Properties and morphology of interpenetrating polymer networks based on poly(urethane-imide) and epoxy resin

Abstract

Incorporating elastic polyurethane in epoxy resin (EP) can enhance the physico-chemical properties but deteriorate the thermal stability. Poly(urethane-imide) (PUI) with a high reactive function group (-NCO), which combines the advantages of polyurethane and polyimide, was synthesized to simultaneously improve the toughness and thermal stability of epoxy resin. EP/PUI composites were prepared based on epoxy resin and poly(urethaneimide) with 4,4-diaminodiphenylmethane as the curing agent using a simultaneous polymerization method. FTIR analysis confirmed the formation of EP-g-PUI interpenetrating polymer networks via a reaction between -NCO of poly(urethane-imide) and -OH of epoxy resin. The thermal stability and mechanical properties were examined by thermogravimetric analysis (TGA), dynamic mechanical analysis (DMA) and stress-tensile method, respectively. Corresponding to the pure epoxy resin, which has three stage thermal decomposition, the resulting PUI/EP composite exhibits only one stage and has a much higher initial decomposition temperature (323.8°C) than that (189.8°C) of the epoxy resin.

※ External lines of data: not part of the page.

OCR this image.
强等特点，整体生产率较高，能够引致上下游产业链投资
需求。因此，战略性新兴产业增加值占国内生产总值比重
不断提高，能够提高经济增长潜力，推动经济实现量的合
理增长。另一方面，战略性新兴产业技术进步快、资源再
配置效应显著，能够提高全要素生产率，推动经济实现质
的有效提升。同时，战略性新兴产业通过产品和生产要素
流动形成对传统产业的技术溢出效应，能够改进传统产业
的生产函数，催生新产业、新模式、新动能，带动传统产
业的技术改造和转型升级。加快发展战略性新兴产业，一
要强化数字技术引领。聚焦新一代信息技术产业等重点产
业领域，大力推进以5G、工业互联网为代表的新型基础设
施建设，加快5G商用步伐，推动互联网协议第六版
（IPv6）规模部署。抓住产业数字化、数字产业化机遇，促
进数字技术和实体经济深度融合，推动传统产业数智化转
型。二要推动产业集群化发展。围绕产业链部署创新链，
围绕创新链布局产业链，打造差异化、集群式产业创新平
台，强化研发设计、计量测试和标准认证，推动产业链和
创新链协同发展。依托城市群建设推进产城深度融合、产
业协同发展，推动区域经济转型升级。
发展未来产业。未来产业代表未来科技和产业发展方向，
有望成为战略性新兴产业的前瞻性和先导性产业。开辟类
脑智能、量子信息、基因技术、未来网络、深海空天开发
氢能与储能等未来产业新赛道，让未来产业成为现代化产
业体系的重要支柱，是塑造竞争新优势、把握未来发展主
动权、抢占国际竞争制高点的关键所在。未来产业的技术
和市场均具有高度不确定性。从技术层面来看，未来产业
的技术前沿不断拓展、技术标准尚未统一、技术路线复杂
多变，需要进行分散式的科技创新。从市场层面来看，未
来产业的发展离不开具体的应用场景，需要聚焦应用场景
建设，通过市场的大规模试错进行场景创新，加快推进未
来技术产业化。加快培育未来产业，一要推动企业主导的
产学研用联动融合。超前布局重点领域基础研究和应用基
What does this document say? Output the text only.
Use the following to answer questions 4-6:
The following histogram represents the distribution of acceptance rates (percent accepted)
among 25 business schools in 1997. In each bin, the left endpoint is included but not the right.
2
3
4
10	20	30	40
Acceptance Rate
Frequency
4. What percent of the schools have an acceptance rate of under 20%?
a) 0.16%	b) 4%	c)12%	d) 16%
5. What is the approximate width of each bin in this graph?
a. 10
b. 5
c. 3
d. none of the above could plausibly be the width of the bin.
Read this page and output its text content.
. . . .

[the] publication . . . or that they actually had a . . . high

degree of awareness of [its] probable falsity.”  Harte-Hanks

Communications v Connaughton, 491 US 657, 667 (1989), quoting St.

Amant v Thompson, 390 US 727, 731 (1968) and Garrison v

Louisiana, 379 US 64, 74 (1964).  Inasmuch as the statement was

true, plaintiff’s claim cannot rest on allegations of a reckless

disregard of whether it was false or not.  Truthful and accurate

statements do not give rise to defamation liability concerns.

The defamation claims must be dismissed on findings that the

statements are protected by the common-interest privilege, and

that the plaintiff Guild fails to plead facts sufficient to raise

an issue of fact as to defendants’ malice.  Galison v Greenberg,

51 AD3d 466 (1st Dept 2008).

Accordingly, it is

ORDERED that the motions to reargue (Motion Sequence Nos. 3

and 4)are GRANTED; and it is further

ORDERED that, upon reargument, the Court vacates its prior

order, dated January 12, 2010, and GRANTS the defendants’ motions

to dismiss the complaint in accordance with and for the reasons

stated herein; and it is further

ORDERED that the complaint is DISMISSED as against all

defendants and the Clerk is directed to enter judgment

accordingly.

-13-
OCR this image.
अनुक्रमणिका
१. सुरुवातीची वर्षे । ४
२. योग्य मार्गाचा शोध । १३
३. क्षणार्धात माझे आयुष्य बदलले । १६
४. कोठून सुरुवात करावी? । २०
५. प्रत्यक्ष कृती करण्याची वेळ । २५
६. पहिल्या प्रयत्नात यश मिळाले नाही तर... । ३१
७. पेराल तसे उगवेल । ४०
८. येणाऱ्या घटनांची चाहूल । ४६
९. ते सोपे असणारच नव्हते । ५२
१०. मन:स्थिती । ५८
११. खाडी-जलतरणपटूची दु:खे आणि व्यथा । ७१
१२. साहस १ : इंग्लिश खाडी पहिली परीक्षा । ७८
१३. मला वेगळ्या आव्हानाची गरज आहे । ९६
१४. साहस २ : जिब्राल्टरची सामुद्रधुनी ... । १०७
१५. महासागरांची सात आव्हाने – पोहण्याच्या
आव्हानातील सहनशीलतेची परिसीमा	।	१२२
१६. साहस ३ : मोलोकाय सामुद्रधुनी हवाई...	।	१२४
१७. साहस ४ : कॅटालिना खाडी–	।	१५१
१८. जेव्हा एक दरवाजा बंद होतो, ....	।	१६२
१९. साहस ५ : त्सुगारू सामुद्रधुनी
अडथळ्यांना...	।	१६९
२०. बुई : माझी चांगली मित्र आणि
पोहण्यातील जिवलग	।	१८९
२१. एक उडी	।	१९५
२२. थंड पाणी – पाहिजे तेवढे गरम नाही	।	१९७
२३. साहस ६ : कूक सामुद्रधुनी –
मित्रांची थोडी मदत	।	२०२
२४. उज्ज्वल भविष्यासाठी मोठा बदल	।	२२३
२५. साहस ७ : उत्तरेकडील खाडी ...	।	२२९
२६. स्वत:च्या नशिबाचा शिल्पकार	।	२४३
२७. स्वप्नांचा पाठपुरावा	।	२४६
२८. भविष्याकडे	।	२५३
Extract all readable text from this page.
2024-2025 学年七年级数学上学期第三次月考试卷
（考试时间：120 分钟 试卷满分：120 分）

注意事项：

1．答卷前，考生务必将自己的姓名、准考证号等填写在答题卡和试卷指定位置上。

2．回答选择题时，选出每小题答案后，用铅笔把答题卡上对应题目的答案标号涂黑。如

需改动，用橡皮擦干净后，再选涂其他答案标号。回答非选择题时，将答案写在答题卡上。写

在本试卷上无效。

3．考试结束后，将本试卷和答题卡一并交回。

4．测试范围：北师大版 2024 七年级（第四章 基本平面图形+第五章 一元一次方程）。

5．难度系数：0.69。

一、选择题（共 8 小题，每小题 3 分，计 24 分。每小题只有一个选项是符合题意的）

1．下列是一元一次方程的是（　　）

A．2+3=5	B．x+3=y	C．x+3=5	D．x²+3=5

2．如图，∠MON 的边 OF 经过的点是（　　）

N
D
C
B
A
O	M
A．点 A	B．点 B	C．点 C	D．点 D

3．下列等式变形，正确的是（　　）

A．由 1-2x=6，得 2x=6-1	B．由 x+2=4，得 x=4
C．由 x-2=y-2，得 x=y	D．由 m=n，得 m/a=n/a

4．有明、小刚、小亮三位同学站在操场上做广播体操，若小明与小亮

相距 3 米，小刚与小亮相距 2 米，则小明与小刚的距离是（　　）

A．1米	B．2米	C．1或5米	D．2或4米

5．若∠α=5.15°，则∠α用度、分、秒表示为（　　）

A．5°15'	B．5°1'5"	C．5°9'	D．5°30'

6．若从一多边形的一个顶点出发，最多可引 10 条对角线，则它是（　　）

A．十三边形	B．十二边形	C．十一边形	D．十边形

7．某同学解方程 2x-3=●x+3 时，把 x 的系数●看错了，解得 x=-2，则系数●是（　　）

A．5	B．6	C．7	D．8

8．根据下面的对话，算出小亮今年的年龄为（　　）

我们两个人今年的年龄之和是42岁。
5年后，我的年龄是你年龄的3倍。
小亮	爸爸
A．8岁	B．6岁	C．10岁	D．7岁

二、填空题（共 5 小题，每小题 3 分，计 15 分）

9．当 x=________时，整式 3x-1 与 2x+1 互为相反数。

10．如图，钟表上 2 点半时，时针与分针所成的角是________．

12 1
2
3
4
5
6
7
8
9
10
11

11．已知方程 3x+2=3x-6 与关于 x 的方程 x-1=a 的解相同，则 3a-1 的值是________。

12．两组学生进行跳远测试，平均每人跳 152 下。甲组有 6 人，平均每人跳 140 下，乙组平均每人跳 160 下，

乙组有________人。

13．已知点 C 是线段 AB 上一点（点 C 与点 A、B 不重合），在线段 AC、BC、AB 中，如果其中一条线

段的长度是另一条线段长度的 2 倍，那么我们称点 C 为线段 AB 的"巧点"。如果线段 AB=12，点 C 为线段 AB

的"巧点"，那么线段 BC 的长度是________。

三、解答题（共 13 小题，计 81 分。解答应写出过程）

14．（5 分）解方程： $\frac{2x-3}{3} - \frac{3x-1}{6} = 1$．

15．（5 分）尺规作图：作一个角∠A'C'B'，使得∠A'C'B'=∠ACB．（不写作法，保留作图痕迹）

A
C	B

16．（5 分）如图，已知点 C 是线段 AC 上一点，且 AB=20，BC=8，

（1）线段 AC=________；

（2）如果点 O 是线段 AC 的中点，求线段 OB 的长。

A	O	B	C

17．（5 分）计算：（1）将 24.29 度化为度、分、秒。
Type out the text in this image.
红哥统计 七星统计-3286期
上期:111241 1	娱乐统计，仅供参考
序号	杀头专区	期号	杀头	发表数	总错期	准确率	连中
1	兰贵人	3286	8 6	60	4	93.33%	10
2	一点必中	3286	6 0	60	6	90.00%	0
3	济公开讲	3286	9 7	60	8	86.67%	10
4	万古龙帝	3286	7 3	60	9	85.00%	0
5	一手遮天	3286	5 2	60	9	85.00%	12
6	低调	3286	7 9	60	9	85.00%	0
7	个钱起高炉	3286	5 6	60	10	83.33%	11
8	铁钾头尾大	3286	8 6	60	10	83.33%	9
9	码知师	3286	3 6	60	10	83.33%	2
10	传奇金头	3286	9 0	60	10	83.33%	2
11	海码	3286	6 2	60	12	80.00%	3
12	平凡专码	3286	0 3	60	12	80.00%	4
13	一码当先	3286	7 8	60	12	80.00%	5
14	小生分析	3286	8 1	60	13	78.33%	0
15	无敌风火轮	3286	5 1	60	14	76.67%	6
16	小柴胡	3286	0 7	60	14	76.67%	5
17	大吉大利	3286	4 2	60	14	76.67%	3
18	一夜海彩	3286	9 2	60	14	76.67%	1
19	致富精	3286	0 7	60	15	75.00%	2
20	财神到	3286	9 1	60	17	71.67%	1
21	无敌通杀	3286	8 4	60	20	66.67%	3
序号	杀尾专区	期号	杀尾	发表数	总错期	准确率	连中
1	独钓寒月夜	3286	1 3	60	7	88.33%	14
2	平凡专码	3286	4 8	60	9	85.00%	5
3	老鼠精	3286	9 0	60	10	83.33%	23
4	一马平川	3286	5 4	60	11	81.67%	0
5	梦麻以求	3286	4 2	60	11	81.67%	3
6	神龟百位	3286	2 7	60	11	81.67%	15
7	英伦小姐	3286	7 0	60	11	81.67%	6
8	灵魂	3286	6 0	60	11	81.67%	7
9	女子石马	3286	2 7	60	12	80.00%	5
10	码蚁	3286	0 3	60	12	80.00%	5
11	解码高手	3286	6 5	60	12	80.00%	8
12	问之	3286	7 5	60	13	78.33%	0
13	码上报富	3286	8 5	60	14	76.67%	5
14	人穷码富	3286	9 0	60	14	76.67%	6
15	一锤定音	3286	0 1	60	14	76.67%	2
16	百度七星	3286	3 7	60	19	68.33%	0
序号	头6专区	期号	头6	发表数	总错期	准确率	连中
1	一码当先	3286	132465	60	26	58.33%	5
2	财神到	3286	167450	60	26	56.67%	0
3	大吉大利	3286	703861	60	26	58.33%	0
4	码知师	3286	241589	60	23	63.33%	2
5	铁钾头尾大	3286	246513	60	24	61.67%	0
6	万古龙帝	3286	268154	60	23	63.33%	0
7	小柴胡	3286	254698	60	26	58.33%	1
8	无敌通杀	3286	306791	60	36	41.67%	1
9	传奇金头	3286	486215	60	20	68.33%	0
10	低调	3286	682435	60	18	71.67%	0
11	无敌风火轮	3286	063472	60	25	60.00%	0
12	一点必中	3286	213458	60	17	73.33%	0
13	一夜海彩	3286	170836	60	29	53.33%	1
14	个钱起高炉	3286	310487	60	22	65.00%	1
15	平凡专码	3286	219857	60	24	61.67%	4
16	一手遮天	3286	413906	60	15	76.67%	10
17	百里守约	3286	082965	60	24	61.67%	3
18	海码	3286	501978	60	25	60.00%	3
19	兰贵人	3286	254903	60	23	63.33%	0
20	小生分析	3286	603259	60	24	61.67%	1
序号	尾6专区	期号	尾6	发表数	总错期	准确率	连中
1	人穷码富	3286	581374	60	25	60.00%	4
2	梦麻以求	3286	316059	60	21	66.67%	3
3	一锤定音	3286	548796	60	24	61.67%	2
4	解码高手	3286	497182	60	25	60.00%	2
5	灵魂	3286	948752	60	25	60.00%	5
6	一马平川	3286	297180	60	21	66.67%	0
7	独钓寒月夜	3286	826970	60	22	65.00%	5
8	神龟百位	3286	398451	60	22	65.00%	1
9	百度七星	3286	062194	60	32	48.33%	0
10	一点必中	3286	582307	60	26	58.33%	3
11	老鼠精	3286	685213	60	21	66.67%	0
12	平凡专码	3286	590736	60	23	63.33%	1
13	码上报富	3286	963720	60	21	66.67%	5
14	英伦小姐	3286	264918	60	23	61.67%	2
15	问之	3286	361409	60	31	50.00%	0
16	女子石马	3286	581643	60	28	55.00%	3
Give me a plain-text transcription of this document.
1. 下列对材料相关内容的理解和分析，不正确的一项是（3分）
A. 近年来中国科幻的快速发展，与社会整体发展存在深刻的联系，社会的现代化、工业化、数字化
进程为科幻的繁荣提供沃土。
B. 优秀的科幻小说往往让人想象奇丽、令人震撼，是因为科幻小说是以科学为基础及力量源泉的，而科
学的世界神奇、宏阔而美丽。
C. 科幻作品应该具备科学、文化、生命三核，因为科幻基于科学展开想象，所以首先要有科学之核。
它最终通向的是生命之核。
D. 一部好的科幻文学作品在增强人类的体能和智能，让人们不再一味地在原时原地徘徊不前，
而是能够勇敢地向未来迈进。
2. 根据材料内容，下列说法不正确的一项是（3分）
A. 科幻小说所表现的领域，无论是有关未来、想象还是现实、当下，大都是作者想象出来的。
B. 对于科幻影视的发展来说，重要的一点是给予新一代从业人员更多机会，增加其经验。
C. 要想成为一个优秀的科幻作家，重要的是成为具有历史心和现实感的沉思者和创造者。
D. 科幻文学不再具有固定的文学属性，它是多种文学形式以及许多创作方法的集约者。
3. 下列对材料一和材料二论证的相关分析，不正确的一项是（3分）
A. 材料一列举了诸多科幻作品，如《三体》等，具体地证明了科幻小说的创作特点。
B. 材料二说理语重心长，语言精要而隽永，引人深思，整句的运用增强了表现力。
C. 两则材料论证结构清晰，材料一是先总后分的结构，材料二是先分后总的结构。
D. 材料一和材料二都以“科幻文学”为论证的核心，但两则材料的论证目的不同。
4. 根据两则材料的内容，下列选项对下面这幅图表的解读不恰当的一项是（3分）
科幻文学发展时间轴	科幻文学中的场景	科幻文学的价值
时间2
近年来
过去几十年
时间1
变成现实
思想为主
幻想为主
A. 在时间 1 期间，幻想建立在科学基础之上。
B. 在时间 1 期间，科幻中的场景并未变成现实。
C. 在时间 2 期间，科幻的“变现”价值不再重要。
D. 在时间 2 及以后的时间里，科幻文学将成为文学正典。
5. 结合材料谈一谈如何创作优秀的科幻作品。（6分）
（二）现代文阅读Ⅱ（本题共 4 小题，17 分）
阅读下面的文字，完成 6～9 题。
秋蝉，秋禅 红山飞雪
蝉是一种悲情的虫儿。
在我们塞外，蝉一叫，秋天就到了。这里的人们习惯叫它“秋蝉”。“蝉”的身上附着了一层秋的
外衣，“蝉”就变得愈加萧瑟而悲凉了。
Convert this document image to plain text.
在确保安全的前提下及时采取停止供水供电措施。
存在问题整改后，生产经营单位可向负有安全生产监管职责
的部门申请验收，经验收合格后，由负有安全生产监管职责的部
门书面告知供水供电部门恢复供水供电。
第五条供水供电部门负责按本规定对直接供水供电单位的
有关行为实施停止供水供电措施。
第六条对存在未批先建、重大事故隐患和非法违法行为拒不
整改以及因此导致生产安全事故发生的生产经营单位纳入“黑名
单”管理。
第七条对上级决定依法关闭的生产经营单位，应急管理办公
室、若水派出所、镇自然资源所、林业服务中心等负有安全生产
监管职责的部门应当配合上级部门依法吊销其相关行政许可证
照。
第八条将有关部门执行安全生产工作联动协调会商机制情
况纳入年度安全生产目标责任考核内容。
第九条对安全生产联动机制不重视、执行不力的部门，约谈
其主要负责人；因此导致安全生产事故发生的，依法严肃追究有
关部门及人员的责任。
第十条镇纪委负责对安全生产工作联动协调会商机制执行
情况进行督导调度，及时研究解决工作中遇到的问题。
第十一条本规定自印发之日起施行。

Moreover, the EP/PUI composite has a higher glass transition temperature, tensile strength and breaking elongation when 30 phr PUI was added. With increasing PUI content to 70 phr, the breaking elongation was 213 times higher than that of the neat epoxy resin. The morphology of these composites was also investigated further by scanning electronic microscopy (SEM) and transmission electron microscopy (TEM). The results showed that a grafted interpenetrating polymer network was formed.